QUOTE(chocolatedog @ Sep 10 2005, 10:09 PM)
I think the problem with jumping into learning an instrument is that a pupil will just play what they see. Developing the musical sense away from an instrument will help pupils rely more on inner hearing - they will first hear the note they see and then play it, which means it will be immediately apparent if they have played the wrong key, as it sounds wrong.
Depends how you are taught - I was taught a lot of singing, hearing intervals & tunes (being able to hear them in my head, though it was never given a name, and hearing them externally (identifying them) as well as being able to reproduce them), sing/clap tunes before we played them, etc etc, right from the start (I was 7 not 4, but still) on the violin, and could do that pretty early on. I have always had a good sense of relative pitch from that early training, and although I can't always get my fingers to do what I want them to do, never had a problem knowing I had hit a wrong key or that my finger wasn't in the right place on the fingerboard. Being able to correct it is another story, but certainly I had from an early stage been developing those aural skills whilst learning to play.
QUOTE(Hammerklavier @ Sep 10 2005, 11:53 PM)
I have to challenge the view that a four year old's aural skills are sufficiently developed having learnt only through the piano. If you had three of your youngsters together for example would they be able to perform some form of music making together but performing different tasks (at the same time)? Maybe one clapping a rhythm, one doing the pulse and one singing or if not singing, playing a melody on the piano. This would be done in time with each other?
I don't know if they would or not and perhaps you can tell me but my youngsters who are learning Kodaly can. The point here is that they have learned to listen internally and more importantly to work alongside each other not only performing their own task but being completely aware of what the others are doing.

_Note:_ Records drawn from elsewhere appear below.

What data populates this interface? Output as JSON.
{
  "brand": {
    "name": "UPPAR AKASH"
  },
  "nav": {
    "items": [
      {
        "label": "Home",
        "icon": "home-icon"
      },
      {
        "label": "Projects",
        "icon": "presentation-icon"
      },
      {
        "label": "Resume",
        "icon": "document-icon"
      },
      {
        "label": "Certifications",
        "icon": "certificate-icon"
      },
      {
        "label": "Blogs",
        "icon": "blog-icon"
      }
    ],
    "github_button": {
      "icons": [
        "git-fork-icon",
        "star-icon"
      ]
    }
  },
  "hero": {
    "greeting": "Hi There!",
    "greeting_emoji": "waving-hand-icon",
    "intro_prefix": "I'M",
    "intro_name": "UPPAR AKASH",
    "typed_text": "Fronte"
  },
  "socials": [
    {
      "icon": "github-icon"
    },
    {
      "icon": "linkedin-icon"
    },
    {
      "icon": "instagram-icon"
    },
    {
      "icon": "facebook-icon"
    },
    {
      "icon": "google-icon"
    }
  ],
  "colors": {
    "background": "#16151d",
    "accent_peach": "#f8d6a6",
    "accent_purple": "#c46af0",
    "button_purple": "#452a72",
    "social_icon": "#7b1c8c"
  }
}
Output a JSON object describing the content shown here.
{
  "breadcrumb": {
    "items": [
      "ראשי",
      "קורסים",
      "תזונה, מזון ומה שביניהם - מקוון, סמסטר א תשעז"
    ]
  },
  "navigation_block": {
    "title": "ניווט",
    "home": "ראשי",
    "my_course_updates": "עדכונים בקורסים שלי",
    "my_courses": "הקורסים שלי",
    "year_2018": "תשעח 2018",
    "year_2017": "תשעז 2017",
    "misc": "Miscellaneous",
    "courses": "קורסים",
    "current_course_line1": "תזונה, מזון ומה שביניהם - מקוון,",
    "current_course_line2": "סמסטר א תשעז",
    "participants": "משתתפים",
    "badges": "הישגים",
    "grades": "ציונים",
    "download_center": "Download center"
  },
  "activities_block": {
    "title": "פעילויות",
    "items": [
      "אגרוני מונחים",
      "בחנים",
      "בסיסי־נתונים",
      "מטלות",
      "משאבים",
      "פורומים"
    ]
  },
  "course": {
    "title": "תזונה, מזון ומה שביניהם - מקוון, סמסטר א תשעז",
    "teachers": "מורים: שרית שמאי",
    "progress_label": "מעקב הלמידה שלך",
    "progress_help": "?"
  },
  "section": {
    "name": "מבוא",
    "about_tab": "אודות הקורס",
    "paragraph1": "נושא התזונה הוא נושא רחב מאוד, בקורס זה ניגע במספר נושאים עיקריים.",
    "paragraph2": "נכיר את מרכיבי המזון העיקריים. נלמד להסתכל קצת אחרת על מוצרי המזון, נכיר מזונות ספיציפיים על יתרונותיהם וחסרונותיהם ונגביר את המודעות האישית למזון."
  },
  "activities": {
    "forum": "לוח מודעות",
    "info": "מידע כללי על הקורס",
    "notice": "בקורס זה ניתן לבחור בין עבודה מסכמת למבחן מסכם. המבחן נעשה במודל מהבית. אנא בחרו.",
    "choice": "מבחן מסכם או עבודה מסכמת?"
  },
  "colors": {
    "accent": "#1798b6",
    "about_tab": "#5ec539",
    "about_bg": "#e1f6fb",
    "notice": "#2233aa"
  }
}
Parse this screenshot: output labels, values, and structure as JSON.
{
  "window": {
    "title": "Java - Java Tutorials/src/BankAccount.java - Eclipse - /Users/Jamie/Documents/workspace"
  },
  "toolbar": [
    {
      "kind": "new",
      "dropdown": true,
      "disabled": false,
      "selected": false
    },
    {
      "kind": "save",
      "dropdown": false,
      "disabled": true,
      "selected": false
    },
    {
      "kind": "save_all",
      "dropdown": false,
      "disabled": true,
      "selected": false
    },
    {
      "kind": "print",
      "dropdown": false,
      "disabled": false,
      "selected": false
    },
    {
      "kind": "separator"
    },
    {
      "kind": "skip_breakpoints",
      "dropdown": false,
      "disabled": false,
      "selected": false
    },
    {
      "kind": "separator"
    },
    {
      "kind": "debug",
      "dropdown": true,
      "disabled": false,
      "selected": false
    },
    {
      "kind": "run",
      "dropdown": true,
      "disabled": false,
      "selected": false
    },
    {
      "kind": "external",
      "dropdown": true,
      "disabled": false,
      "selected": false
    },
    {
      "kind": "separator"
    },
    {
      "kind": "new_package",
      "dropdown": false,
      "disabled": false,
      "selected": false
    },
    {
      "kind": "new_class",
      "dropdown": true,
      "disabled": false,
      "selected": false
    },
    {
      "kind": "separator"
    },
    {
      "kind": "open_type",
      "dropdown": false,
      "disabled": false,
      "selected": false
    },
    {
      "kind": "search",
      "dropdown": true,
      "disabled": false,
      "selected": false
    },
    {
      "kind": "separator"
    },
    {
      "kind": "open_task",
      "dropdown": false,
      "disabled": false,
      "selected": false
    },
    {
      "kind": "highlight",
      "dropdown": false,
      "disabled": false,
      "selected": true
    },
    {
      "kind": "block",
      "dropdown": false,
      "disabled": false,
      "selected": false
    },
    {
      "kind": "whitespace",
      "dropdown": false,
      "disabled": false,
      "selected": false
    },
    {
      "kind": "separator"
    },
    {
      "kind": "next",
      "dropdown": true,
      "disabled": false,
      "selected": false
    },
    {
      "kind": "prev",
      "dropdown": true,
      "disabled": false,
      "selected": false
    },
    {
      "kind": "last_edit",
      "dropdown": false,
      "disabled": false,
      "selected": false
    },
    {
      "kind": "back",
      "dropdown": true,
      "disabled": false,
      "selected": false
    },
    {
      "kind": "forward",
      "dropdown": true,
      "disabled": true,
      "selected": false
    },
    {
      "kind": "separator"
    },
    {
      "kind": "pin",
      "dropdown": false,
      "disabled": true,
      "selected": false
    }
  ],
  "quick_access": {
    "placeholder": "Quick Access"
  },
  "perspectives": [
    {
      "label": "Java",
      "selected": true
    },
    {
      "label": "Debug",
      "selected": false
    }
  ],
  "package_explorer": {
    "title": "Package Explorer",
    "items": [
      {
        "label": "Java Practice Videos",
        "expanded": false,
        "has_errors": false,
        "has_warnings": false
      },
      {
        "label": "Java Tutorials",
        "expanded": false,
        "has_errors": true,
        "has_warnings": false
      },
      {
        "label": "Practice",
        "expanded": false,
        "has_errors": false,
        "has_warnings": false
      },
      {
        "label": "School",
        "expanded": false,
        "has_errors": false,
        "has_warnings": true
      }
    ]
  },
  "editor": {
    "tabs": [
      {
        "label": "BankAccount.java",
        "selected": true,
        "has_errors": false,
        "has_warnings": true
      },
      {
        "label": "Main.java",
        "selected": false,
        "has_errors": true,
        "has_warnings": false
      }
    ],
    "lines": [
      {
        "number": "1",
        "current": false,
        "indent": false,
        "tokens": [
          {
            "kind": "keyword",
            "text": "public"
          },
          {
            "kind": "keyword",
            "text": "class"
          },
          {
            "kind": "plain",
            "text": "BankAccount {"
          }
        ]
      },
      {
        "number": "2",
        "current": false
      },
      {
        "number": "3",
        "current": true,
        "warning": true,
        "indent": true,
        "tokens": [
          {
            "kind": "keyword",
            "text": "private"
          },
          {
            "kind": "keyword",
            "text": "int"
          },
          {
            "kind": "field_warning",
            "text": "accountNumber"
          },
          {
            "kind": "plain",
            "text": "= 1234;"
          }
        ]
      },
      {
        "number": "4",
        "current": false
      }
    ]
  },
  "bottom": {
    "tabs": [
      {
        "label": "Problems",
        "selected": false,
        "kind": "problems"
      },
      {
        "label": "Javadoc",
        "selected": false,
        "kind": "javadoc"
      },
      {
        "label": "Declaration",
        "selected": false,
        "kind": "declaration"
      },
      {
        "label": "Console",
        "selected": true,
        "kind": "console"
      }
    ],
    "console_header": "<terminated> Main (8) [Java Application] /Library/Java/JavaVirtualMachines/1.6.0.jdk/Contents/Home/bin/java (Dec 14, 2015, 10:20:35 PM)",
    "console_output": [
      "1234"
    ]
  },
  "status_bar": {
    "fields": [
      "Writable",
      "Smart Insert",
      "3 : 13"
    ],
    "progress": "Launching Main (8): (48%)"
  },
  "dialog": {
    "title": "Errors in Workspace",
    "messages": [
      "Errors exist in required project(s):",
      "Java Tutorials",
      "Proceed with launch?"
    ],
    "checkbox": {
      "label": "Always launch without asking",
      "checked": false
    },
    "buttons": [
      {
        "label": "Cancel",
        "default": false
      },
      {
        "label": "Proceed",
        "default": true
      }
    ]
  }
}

I don't doubt that Kodaly offers a lot in this sense, my only gripe is that it's not the only way that does, as
some (not all) seem to want to claim.
I have never taken a Kodaly lesson in my life (and don't get me wrong, I'd love to if I had the money and got to do some nearby) but yes I can (and have long been able to) do all the things you describe - and could from pretty early on. No I didn't start at 4, I started at 7, but I had no previous musical input and started straight away on instrumental lessons. My violin skills are not as good as they could be due to sheer lack of manual dexterity and skill, but musically we learned from an early stage to clap rhythms, to then clap different rhythms from each other (I forget if it was my violin teacher or one of her relatives, but they even published a rhythm bank book to be used for that purpose among others), I know that I can and have been able to for years "hear internally" although I hadn't heard the term which I forget that K method uses before I joined this forum, when I did chamber music, from duets when I started to learn piano (I don't remember whether we did them on the violin though certainly we learned to played along with an accompaniment and I distinctly recall listening to the accompaniments when I had only learned the notes for open strings and first finger, and being able to listen to the piano whilst keeping my part - we had some brilliant pieces with complex piano parts that made the simple violin part sound fab, and they were brilliant when we were very elementary! I rather suspect now that half the point of the fab piano part was that the violinist WOULD listen because they'd want to!!) to string quartets later on in the scheme of things I never had a problem listening to and following along with others' parts whilst playing my own, or singing a part and listening to the other parts to blend when I started singing in choirs, and in things like orchestras etc... All this I learned whilst also being taught to play the violin! Probably if I had started music lessons at 5 and then the violin at 7 I would have been in a better position, but I certainly learned the music side of things as well as the instrument-playing as I went along. I know I'm fortunate in that respect - a lot of people don't. I also know that it is not THAT rare though, or doesn't seem to be among my musical friends, to be taught well by non-Kodaly method.
I have nothing against Kodaly, and it's absolutely clear that it has huge benefits, but it
isn't the only way to produce well rounded musicians who are also skillful players! I know people who prove it.